Artificial Intelligence in the Flipped Classroom: Development of a Specialized AI-Based Learning Environment Model
摘要
The flipped classroom methodology has significant potential to support student engagement and deeper conceptual understanding, but effectively supporting the independent learning process outside the classroom is a challenge. The aim of our research is to develop a comprehensive theoretical model (Artificial Intelligence-Enhanced Teaching Environment Model – AITEM) that offers a unified theoretical framework for AI-integrated learning environments for the flipped classroom.

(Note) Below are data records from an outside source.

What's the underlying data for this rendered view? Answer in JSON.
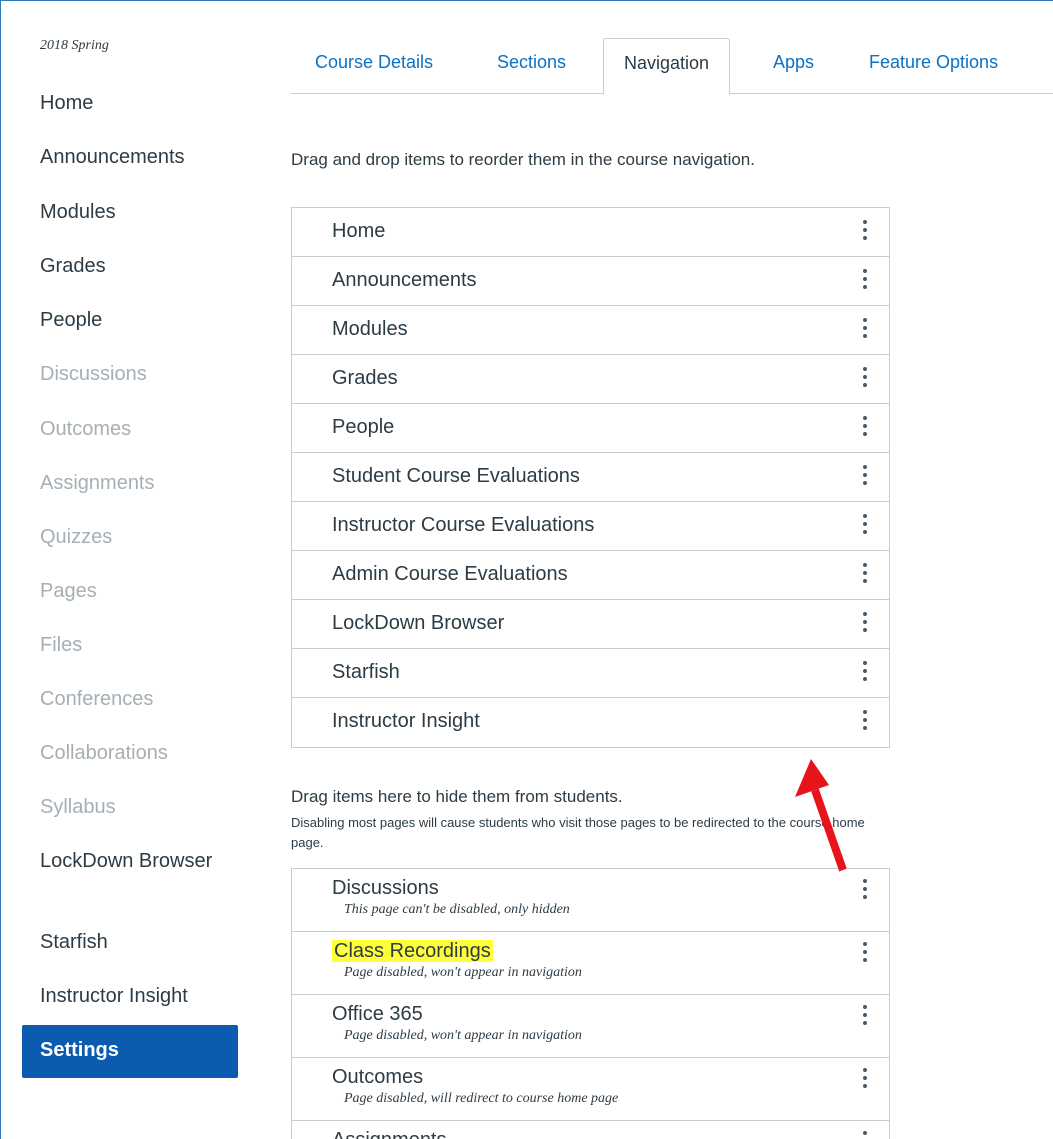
{
  "sidebar": {
    "term": "2018 Spring",
    "items": [
      {
        "label": "Home",
        "hidden": false
      },
      {
        "label": "Announcements",
        "hidden": false
      },
      {
        "label": "Modules",
        "hidden": false
      },
      {
        "label": "Grades",
        "hidden": false
      },
      {
        "label": "People",
        "hidden": false
      },
      {
        "label": "Discussions",
        "hidden": true
      },
      {
        "label": "Outcomes",
        "hidden": true
      },
      {
        "label": "Assignments",
        "hidden": true
      },
      {
        "label": "Quizzes",
        "hidden": true
      },
      {
        "label": "Pages",
        "hidden": true
      },
      {
        "label": "Files",
        "hidden": true
      },
      {
        "label": "Conferences",
        "hidden": true
      },
      {
        "label": "Collaborations",
        "hidden": true
      },
      {
        "label": "Syllabus",
        "hidden": true
      },
      {
        "label": "LockDown Browser",
        "hidden": false
      },
      {
        "label": "Starfish",
        "hidden": false
      },
      {
        "label": "Instructor Insight",
        "hidden": false
      },
      {
        "label": "Settings",
        "hidden": false,
        "active": true
      }
    ]
  },
  "tabs": [
    {
      "label": "Course Details"
    },
    {
      "label": "Sections"
    },
    {
      "label": "Navigation",
      "selected": true
    },
    {
      "label": "Apps"
    },
    {
      "label": "Feature Options"
    }
  ],
  "navigation": {
    "instruction": "Drag and drop items to reorder them in the course navigation.",
    "enabled_items": [
      "Home",
      "Announcements",
      "Modules",
      "Grades",
      "People",
      "Student Course Evaluations",
      "Instructor Course Evaluations",
      "Admin Course Evaluations",
      "LockDown Browser",
      "Starfish",
      "Instructor Insight"
    ],
    "hidden_title": "Drag items here to hide them from students.",
    "hidden_subtitle": "Disabling most pages will cause students who visit those pages to be redirected to the course home page.",
    "hidden_items": [
      {
        "label": "Discussions",
        "desc": "This page can't be disabled, only hidden",
        "highlight": false
      },
      {
        "label": "Class Recordings",
        "desc": "Page disabled, won't appear in navigation",
        "highlight": true
      },
      {
        "label": "Office 365",
        "desc": "Page disabled, won't appear in navigation",
        "highlight": false
      },
      {
        "label": "Outcomes",
        "desc": "Page disabled, will redirect to course home page",
        "highlight": false
      },
      {
        "label": "Assignments",
        "desc": "",
        "highlight": false
      }
    ]
  },
  "colors": {
    "link": "#0b72c4",
    "active_bg": "#0b5bb0",
    "hidden_text": "#a5afb5",
    "highlight": "#ffff3b",
    "annotation_arrow": "#e8141b"
  },
  "icons": {
    "row_menu": "kebab-vertical-icon"
  }
}
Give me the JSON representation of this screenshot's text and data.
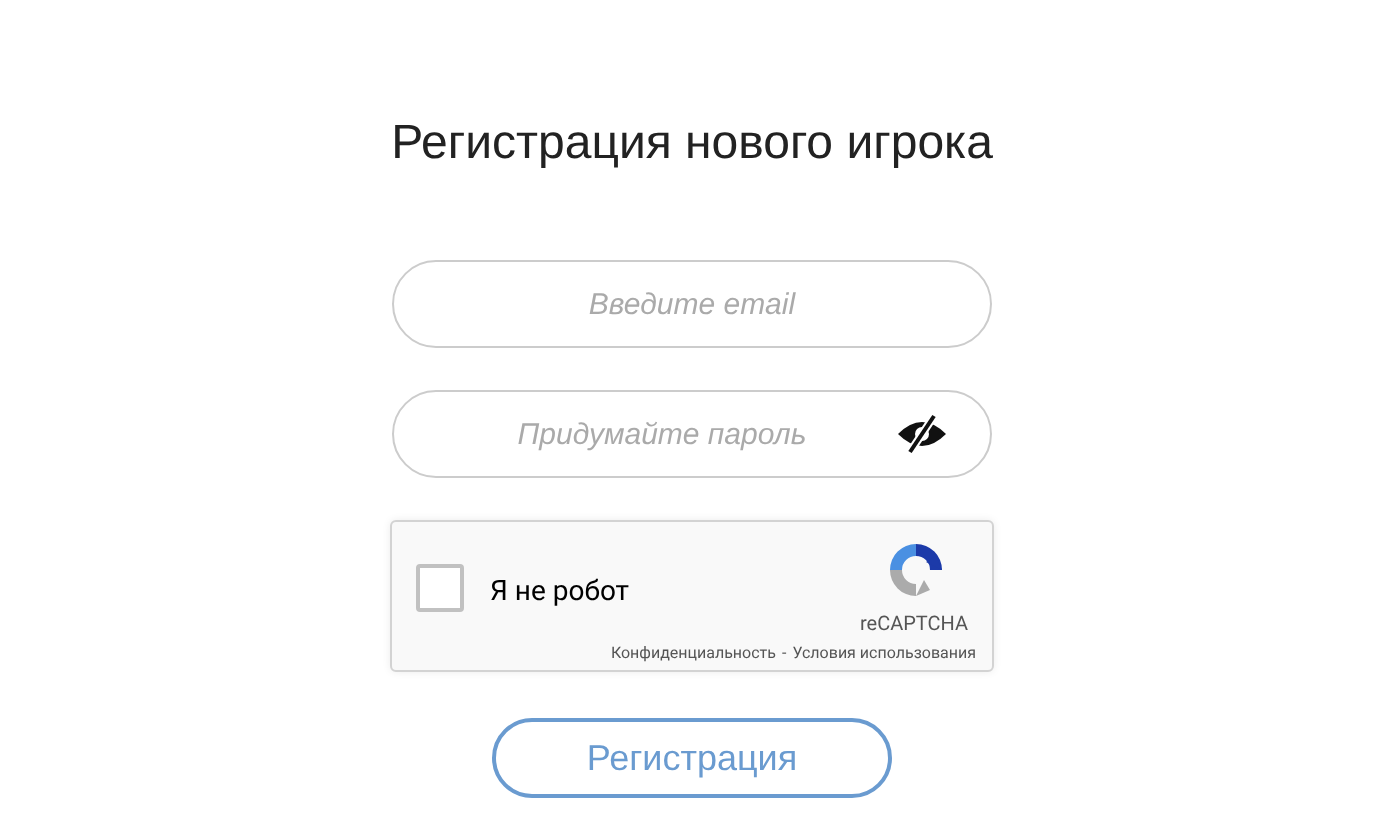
{
  "title": "Регистрация нового игрока",
  "email": {
    "placeholder": "Введите email"
  },
  "password": {
    "placeholder": "Придумайте пароль"
  },
  "captcha": {
    "label": "Я не робот",
    "checked": false,
    "brand": "reCAPTCHA",
    "privacy": "Конфиденциальность",
    "separator": "-",
    "terms": "Условия использования"
  },
  "submit": "Регистрация"
}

Using a mixed method approach, we conducted a systematic literature review, expert consultations, and theoretical modeling, during which we developed the modular structure of AITEM. This model includes six main elements: an adaptive content structure engine, a cognitive diagnostic module, a virtual learning assistant, a metacognitive support system, a preparation-connection interface, and a teacher dashboard. Our findings include a multi-level implementation taxonomy that provides step-by-step guidance for institutional implementation of AI-based learning environments, as well as a multidimensional evaluation framework that can form the basis for further empirical studies. Our research has shown that the integration of AI requires a pedagogical paradigm shift that reinterprets the relationships between learners, teachers, and learning materials, emphasizing the primacy of pedagogical objectives and the importance of metacognitive support.